CÉSAR LÓPEZ LLERA.
La forma cóncava de la concha con incrustaciones de fragmentos de cerámica, a manera de trencadís de Gaudí, que descansa sobre las patas, el alargado cuello y la cabeza adelantada a la mujer estática, dotan de movimiento a la tortuga de José de las Casas Gómez y Pablo de Arribas del Amo. Y el contraste entre el tamaño natural de la mujer y la gigantez del animal crea la fuerza expresiva. Como explicara Miró de sus personajes: “Representados con todos los detalles, les faltaría esa vida imaginaria que lo agranda todo”. Realidad e imaginación nos ayudarán a penetrar en su simbolismo.

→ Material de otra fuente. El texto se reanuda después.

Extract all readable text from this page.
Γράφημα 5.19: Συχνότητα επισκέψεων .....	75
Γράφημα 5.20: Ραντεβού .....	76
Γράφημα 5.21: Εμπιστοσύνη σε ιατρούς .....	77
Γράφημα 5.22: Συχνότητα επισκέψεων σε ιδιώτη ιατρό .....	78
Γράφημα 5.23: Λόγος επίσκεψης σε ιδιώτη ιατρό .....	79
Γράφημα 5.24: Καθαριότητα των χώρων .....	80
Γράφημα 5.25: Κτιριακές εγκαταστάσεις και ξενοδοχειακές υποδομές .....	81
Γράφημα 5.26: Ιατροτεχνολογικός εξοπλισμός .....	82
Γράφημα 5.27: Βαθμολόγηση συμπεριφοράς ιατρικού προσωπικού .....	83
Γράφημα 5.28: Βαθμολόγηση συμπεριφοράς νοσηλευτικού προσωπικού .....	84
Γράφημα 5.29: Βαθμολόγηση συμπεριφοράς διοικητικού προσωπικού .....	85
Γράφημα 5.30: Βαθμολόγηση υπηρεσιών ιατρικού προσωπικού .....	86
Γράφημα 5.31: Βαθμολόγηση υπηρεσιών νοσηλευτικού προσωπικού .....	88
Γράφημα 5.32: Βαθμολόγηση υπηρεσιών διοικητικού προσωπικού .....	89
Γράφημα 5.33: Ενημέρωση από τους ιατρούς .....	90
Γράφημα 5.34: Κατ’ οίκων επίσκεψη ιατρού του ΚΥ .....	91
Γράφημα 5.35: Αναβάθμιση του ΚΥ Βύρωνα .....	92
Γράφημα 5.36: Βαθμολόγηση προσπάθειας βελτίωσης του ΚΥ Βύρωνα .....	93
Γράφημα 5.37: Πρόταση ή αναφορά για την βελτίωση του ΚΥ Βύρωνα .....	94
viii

La desnuda y expresionista mujer de rostro desdibujado muestra los estragos del tiempo con serena melancolía y ceguera ante la previsible incertidumbre de la muerte, mientras soporta el rapapolvo de Cicerón: “La ancianidad todos desean alcanzarla, pero, una vez alcanzada, la reprueban. ¡Así de grande es la inquietud y la perversidad de la estupidez!”. Su brazo izquierdo despide al quelonio, mientras el derecho, caído, flexionado hacia atrás, advierte tanto de las dificultades de avanzar hacia el futuro como de la imposibilidad de retroceder al pasado. Amarrada al instante, se limita a vivir, condoliéndose y celebrando su permanencia efímera sobre la Tierra con versos de Quevedo: “Ya no es ayer; mañana no ha llegado; / hoy pasa, y es, y fue, con movimiento / que a la muerte me lleva despeñado”.
En cuanto a la descomunal criatura de hormigón, nos sugiere que su apacible pesadez atávica de fósil viviente de doscientos treinta millones de años supera a los ancestros de la mujer, descendiente de homínidos de solo cuatro millones, y la convierte en símbolo de longevidad, paciencia, fuerza. A su paso solo cabe saludarla y reclamar su sabiduría, protección, orden y grandeza, desde la ignorancia, desnudez, inestabilidad y pequeñez humanas, con la convicción de que no cumpliremos 175 años como la tortuga de Darwin, a la que Mayorga dedicara una obra. Bien es verdad que desde su eternidad profética nos anuncia la senectud del mundo: en 2080 las personas mayores de 65 años superarán a las menores de 18. Más que evocarnos la Falsa Tortuga de Las aventuras de Alicia en el país de las maravillas, que dibujara Dalí, la de Villaverde parece tan real que pasa por tortuga prófuga y rebelde, escapada de la Fachada de la Natividad de la Sagrada Familia, harta de sostener junto a otra su peso como símbolo de lo inalterable y de asiento del mundo (la tortuga lo sostiene en las mitologías india o china). Mendicante en Villaverde, quizá solo busque un refugio donde llorar sus penas. Según la mitología griega, Quelona fue una joven que se atrevió a desatender la invitación de boda del dios Zeus con Hera, por lo que Hermes la transforma en el animal que lleva su nombre: quelona, si bien nuestra voz “tortuga” procede de la latina tartarûchus (“demonio”), y ésta a su vez del griego
tartaroûchos (“habitante del Tártaro o Infierno”) porque para los orientales y los antiguos cristianos personificaba el mal (una variante del mito narra Esopo, el mismo que la inmortalizara en la fábula de la liebre y la tortuga). Y por si fueran pocas congojas, la primera lira la construye Hermes matando una tortuga, a cuyo caparazón vacío añade como cuerdas intestinos de vaca. Y de los antiguos petroglifos, relatos mitológicos, pasando por dibujos de Leonardo, saltamos a Stephen King y Terry Pratchett, que incluyen tortugas en sus universos, o a la Tortoise Helmet de Banksy, la reivindicativa tortuga con casco, que sirviera de protesta por la lentitud en el socorro tras el huracán Katrina, hoy oculta en el sótano de arte urbano de la Fundación Masaveu de Madrid. Y vale.